NEW DELHI, India India said its missiles were "in position," air force jets flew near the Pakistan border every few minutes and frontier forces exchanged gunfire Wednesday as the two nuclear-armed nations prepared for a war both say they don't want.
India's Cabinet Committee on Security was meeting Wednesday evening to discuss further diplomatic pressure on Pakistan, including a possible ban on Pakistan airline flights, abrogation of a water treaty, downgrading of embassies, and cancellation of Pakistan's "most favored nation" trading status.
"Missile systems are in position," Defense Minister George Fernandes told Press Trust of India. India's arsenal includes medium-range Russian missiles and the Indian-made Prithvi I, which can be fired from a mobile launcher and has a range of 93 miles.
Pakistan and Indian news media reported that Pakistani missiles including medium-range Chinese-made weapons had also been put on alert, while troops on both sides moved toward the border.
Pakistani soldiers camouflage an anti-aircraft gun near the Karachi port on December 26, 2001, as the tension between India and Pakistan rises. With the neighbors who have fought three wars exchanging fire across their border and civilians in the area fleeing their homes, India's defense minister said his country's missile systems were 'in position.' (Zahid Hussein/Reuters)
Both sides' missile systems can be converted to deliver nuclear warheads, but it is not clear whether such steps have been taken.

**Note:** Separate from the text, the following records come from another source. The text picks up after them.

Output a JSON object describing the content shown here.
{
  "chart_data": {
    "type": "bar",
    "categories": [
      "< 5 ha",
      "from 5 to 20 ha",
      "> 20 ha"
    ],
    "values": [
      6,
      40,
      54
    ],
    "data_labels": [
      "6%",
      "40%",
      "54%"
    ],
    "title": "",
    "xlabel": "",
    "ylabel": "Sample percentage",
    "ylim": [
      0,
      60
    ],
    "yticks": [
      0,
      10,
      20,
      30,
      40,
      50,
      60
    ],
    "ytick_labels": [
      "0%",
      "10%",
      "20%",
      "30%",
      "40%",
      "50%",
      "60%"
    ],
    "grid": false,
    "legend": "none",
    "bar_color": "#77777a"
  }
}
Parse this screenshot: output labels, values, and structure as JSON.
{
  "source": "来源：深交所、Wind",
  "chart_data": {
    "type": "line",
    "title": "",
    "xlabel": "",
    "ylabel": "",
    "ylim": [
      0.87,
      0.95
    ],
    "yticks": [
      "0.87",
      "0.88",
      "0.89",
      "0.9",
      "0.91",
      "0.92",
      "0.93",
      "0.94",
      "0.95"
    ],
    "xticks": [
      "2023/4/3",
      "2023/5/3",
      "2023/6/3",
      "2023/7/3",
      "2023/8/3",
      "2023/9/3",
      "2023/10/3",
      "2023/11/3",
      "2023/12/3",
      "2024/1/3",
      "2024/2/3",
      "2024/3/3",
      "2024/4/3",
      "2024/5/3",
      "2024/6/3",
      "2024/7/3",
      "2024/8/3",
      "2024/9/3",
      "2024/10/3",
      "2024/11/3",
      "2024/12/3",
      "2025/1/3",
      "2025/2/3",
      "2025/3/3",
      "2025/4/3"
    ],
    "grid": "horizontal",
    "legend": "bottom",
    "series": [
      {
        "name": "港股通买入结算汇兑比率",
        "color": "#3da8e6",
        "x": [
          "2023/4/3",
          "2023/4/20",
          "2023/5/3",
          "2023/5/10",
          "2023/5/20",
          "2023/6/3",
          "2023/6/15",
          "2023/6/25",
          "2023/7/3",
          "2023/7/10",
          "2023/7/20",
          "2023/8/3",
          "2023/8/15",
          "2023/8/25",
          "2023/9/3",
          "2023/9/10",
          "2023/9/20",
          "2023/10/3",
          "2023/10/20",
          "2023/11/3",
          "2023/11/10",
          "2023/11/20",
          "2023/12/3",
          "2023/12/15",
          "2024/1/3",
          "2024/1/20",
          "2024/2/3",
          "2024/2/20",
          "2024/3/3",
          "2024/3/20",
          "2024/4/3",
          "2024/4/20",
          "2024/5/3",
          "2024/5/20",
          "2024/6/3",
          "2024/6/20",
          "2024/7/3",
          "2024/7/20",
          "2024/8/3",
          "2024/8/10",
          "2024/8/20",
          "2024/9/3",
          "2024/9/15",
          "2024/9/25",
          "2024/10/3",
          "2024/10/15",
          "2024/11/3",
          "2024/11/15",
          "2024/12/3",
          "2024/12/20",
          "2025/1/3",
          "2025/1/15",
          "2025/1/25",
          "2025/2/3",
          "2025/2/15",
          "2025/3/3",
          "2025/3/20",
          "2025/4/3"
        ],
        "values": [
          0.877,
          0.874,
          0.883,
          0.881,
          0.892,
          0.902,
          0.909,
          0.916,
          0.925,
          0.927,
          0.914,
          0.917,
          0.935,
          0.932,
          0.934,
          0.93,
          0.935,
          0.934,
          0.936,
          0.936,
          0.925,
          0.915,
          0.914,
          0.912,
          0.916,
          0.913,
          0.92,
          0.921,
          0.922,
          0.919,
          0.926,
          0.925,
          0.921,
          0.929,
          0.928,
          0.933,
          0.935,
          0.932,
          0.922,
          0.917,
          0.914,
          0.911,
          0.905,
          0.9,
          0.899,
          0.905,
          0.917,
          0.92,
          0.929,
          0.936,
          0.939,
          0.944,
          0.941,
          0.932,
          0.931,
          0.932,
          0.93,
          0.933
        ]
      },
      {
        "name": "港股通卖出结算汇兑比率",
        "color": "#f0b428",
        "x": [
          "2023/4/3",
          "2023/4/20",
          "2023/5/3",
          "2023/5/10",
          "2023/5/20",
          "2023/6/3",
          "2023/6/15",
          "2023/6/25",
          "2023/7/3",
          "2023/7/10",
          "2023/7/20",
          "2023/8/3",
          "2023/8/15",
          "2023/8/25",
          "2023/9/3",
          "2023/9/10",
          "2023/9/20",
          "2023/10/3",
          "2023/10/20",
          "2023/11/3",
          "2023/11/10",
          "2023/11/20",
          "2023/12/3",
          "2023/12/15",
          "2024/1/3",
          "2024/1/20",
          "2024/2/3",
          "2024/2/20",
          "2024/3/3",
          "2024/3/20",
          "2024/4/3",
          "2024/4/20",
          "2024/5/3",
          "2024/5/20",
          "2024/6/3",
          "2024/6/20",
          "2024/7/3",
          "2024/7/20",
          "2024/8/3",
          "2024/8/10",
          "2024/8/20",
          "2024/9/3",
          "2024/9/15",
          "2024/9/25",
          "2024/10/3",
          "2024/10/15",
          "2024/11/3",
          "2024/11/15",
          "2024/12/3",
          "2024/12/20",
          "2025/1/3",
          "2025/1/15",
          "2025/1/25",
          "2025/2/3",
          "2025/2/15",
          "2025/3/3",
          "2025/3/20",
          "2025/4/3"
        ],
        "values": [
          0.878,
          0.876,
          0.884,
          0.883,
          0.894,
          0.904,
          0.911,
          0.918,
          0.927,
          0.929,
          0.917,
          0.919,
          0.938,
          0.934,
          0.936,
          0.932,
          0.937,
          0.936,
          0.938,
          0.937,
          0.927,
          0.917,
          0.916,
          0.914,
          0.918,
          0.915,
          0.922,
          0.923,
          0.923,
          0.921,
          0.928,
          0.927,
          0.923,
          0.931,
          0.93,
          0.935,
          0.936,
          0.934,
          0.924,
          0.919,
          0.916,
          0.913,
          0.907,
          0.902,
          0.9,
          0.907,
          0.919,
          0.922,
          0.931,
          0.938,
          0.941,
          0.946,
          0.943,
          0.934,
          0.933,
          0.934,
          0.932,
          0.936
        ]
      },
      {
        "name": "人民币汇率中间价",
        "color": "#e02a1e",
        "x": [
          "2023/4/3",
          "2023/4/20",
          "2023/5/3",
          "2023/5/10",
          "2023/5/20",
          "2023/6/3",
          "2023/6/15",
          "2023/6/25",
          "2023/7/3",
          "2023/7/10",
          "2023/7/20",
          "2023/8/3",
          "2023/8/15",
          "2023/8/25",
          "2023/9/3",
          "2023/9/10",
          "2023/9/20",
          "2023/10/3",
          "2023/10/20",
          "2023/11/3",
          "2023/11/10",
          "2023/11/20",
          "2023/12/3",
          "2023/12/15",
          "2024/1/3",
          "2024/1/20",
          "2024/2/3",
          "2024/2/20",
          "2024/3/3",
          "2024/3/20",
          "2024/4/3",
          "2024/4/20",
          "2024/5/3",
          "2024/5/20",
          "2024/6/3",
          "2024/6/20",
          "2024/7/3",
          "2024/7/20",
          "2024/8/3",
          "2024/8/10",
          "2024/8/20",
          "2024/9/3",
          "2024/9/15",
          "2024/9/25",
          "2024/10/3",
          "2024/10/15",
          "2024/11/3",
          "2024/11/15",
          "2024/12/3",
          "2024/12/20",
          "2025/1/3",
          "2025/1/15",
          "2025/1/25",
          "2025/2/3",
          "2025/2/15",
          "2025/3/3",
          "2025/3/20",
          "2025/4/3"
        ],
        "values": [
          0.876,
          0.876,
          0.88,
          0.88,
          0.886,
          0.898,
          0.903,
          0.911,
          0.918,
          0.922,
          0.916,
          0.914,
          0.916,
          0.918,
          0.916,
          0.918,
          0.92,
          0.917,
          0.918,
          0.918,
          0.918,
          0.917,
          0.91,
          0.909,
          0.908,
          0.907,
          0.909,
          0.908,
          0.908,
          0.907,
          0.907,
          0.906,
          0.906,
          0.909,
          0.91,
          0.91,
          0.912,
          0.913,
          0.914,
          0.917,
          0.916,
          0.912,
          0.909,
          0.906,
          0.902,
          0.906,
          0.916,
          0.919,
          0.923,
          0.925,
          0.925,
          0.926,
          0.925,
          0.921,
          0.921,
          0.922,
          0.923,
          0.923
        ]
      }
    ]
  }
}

Pakistan's president, Gen. Pervez Musharraf, warned against India against any military action, saying Tuesday that Pakistan's armed forces "are fully prepared and capable of defeating all challenges."
But he also criticized Muslim militants in Pakistan, who he said have "undermined Islam to a level that people of the world associate it with illiteracy, backwardness, intolerance."
India has demanded Pakistan take further steps against two Muslim militant groups that New Delhi accuses of being behind a Dec. 13 gun attack on Parliament that left 14 dead. Tensions between the two countries have spiraled, with India saying Pakistan's spy agency sponsored the attack, a charge Islamabad denies.
There have been daily exchanges of gunfire between the troops, although officials from both sides said the border region was relatively calm Wednesday.
In contrast to previous periods of tension with India, Pakistan has been more cautious with its rhetoric. Officials in Islamabad have declined comment, saying they do not wish to escalate the war of words.
Pakistan's position has been bolstered by its new presence on the world stage, which has increased with its cooperation with the U.S.-led coalition against terrorism.
Pakistan froze the assets of Lashkar-e-Tayyaba and Jaish-e-Mohammed, which India accuses in the Parliament attack and which are battling to end Indian rule in Kashmir. Pakistan also briefly detained the leader of Jaish-e-Mohammed on Tuesday. But New Delhi said the steps fall far short of its demand that the groups' activities be halted and their leaders arrested and handed over to India.
India and Pakistan have fought three wars since their violent division at independence from Britain in 1947. Two of the wars have been over Kashmir, the mostly Muslim Himalayan region that is divided between them. Both claim all of it.
"We do not want war, but war is being thrust on us and we will have to face it," Prime Minister Atal Bihari Vajpayee said at a public address at his residence Tuesday, celebrating his 77th birthday.
India recalled its ambassador from Islamabad and announced plans to shut down train and bus service between the two countries on Jan. 1, saying the diplomatic offensive is intended to pressure Musharraf to take strong action against the guerrillas.
Islamic militants have carried out strikes in the Indian part of the Kashmir region since 1989, fighting for independence or merger with Pakistan in an insurgency that human rights groups say has killed more than 60,000 people. India says the militants have also struck elsewhere, including at Parliament, where 14 people, including five attackers, were killed.
Musharraf condemned the Parliament attack, but said he would take no action without proof against the militants, whom he calls "freedom fighters." He denies that his government helps or has any control over them.
India is also lobbying for international pressure on Pakistan, comparing the militants with the terrorist network that the U.S.-led coalition is fighting in Afghanistan.
Soldiers traveled to the border state of Rajasthan by train Wednesday and air force jets flew over the border town of Jaisalmer every seven minutes.
However, despite anti-aircraft batteries posted at airports and the army turning schools into bunkers, there were signs that war was not the first priority.
A summit of the seven South Asian leaders including Vajpayee and Musharraf remained scheduled for next week in Katmandu, and Nepal said it had assurances that both men intended to come.
News reports quoted Indian military sources as saying they would not be ready for a full-scale war for several months and would prefer to avoid fighting in the winter.